Half took action by seeking legal information, 37.5 per cent had general enquiries and 12.5 per cent followed up with the police.
AWAM received two rape cases in the first three months of this year, both occurring in February. Both survivors were female, one between the ages of 18 and 30, and the other was of undisclosed age.
In one of the cases, the perpetrator was a parent or stepparent and in the other, the perpetrator was an intimate partner or spouse.
One of the survivors took action by going for counselling, while the other didn’t take any action during or after reaching out to AWAM.
AWAM received two cases of sexual assault in January involving female survivors who are still children, one aged 13 and the other was 16.
Both of the sexual assaults were non-physical and perpetrated by a stranger. One survivor took action through general enquiries and counselling, while the other didn’t take any action.
Intimate Partner Violence
AWAM received five cases of intimate partner violence in the first three months of this year. One case occurred in January, followed by two each in February and March.
The case in January involved physical and psychological violence. In February, the cases involved a combination of sexual (1) and psychological violence (2). In March, the violence inflicted were of a physical (1) and sexual (1) nature.
All the survivors were female. There was only a one-year age gap between the youngest survivor who was 25 and the oldest survivor who was 26.
Sixty per cent of the survivors were of undisclosed age, while the remaining 40 per cent were between the ages of 18 to 30-years-old.
All the cases in January and February were perpetrated by partners of the survivors, while the perpetrators for all cases in March were ex-partners.
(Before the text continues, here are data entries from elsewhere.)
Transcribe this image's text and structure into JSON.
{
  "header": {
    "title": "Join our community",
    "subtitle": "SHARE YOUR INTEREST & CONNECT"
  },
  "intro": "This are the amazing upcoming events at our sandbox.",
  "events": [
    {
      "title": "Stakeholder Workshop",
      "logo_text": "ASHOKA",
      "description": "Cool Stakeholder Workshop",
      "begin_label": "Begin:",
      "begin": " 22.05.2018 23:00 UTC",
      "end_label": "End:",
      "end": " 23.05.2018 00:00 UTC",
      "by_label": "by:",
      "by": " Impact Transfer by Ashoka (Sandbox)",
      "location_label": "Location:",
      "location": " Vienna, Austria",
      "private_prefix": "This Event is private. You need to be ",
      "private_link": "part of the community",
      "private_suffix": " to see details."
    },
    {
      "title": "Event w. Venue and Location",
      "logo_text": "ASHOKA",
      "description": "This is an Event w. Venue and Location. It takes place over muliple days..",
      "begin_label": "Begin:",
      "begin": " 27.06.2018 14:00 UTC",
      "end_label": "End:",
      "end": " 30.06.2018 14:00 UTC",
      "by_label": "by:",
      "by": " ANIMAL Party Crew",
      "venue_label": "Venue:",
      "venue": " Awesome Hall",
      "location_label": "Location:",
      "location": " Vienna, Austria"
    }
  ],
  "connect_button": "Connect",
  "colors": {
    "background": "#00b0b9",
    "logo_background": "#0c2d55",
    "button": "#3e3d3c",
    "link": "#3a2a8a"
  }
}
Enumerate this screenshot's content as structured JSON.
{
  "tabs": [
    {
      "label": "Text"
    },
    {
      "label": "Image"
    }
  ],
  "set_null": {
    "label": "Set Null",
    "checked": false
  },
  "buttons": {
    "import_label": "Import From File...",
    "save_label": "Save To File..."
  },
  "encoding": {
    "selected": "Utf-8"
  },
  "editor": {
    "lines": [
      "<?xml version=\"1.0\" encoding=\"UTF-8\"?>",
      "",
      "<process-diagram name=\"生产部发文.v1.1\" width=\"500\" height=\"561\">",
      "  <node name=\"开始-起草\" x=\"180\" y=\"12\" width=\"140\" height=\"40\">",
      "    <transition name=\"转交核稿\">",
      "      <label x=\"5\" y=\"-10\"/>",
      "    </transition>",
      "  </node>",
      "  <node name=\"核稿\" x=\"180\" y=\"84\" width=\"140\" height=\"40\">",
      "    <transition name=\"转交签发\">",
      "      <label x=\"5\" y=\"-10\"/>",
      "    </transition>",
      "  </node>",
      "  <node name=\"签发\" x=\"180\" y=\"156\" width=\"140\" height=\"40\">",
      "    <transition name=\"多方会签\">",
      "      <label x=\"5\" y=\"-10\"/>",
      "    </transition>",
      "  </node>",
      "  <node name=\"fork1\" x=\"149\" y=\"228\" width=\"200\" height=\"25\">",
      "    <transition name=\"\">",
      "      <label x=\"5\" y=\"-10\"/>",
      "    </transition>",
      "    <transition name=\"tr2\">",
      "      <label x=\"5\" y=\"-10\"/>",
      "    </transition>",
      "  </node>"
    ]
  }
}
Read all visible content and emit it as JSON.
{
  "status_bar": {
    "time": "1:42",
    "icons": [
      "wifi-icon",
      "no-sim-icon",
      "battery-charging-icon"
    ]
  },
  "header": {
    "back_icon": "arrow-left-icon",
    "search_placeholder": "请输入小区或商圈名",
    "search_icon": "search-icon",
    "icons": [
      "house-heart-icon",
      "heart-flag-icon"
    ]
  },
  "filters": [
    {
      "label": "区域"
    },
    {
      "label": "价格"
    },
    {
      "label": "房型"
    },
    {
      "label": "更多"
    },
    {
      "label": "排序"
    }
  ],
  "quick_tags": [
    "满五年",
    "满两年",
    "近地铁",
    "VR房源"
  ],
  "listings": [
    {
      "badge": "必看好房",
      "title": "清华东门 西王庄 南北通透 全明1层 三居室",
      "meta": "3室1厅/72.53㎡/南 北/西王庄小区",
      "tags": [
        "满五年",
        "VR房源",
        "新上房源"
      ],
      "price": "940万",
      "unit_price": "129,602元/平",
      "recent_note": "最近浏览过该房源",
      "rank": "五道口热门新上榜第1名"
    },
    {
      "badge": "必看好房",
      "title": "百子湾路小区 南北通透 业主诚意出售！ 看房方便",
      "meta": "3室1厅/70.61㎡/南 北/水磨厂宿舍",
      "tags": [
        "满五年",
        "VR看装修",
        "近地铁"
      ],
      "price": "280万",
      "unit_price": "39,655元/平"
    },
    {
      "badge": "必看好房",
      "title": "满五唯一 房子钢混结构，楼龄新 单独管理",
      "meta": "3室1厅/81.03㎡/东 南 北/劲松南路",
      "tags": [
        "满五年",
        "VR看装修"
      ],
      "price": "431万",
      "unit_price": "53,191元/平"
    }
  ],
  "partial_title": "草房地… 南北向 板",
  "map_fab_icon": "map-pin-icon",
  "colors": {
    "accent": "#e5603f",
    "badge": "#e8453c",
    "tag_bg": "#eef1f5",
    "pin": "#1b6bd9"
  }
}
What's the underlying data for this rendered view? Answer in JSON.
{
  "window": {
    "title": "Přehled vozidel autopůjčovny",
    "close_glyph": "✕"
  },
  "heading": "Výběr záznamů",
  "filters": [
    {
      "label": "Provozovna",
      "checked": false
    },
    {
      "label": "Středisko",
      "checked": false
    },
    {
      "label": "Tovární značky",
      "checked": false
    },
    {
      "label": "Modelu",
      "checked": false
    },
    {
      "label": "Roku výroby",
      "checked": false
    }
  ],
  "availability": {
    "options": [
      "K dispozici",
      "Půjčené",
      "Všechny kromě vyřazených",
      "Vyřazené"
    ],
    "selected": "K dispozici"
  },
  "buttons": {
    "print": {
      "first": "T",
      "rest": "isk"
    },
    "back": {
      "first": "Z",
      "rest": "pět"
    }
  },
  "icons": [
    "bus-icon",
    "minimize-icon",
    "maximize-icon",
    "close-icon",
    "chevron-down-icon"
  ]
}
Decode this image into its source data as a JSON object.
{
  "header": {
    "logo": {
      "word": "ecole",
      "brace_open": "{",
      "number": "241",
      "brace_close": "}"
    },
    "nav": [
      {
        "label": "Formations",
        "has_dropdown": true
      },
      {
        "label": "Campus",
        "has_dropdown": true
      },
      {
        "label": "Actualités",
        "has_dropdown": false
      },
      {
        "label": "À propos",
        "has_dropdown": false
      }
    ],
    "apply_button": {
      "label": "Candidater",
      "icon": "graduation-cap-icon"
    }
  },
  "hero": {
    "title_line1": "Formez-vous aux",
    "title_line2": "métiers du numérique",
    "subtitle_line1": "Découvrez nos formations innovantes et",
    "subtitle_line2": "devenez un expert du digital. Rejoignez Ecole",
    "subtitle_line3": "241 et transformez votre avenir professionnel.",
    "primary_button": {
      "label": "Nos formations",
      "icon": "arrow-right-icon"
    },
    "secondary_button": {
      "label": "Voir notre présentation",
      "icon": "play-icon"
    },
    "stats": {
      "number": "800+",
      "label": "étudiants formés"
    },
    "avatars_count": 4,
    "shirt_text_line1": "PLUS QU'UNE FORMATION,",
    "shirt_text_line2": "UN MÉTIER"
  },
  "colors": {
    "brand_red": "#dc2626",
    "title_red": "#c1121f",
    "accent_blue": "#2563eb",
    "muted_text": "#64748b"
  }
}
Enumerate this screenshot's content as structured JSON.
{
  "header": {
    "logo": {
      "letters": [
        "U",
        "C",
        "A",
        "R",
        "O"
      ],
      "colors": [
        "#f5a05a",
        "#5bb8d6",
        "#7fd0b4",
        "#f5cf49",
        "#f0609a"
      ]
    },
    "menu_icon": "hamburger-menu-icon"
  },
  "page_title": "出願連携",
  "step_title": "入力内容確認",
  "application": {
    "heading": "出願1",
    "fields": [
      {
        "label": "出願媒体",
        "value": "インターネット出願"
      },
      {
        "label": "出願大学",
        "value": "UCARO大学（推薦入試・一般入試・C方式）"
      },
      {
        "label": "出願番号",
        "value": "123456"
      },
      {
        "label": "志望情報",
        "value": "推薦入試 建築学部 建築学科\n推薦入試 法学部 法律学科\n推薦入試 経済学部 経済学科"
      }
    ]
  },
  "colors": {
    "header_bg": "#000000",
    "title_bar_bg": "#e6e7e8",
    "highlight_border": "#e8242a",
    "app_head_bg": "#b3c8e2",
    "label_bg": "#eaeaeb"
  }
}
Sixty per cent of survivors took action during or after getting in touch with AWAM through legal information (40 per cent), counselling (40 per cent) and general enquiries (20 per cent). The remaining 40 per cent took no action.
AWAM received 22 mental health cases in the first three months of the year, with four cases occurring in January, 10 in February and eight in March.
In January, three of the cases were categorised as general while one was diagnosed. In February, six cases were categorised under gender-based violence and four were diagnosed cases. There were three gender-based violence cases, four general and one undisclosed case in March.
Among gender-based violence related mental health cases, 66.7 per cent were domestic violence, 22.2 per cent were sexual harassment, and 11.1 per cent were rape.
Twenty-one of the survivors were female and one was male. The youngest survivor was 21, while the oldest was 76 years old.
Among the survivors, 54.5 per cent were of an undisclosed age, 18.2 per cent were between the ages of 50 and 59, 13.6 per cent were in the 18 to 30 age bracket, 9.1 per cent were in the 31 to 49 age group, while 4.5 per cent were above the age of 60.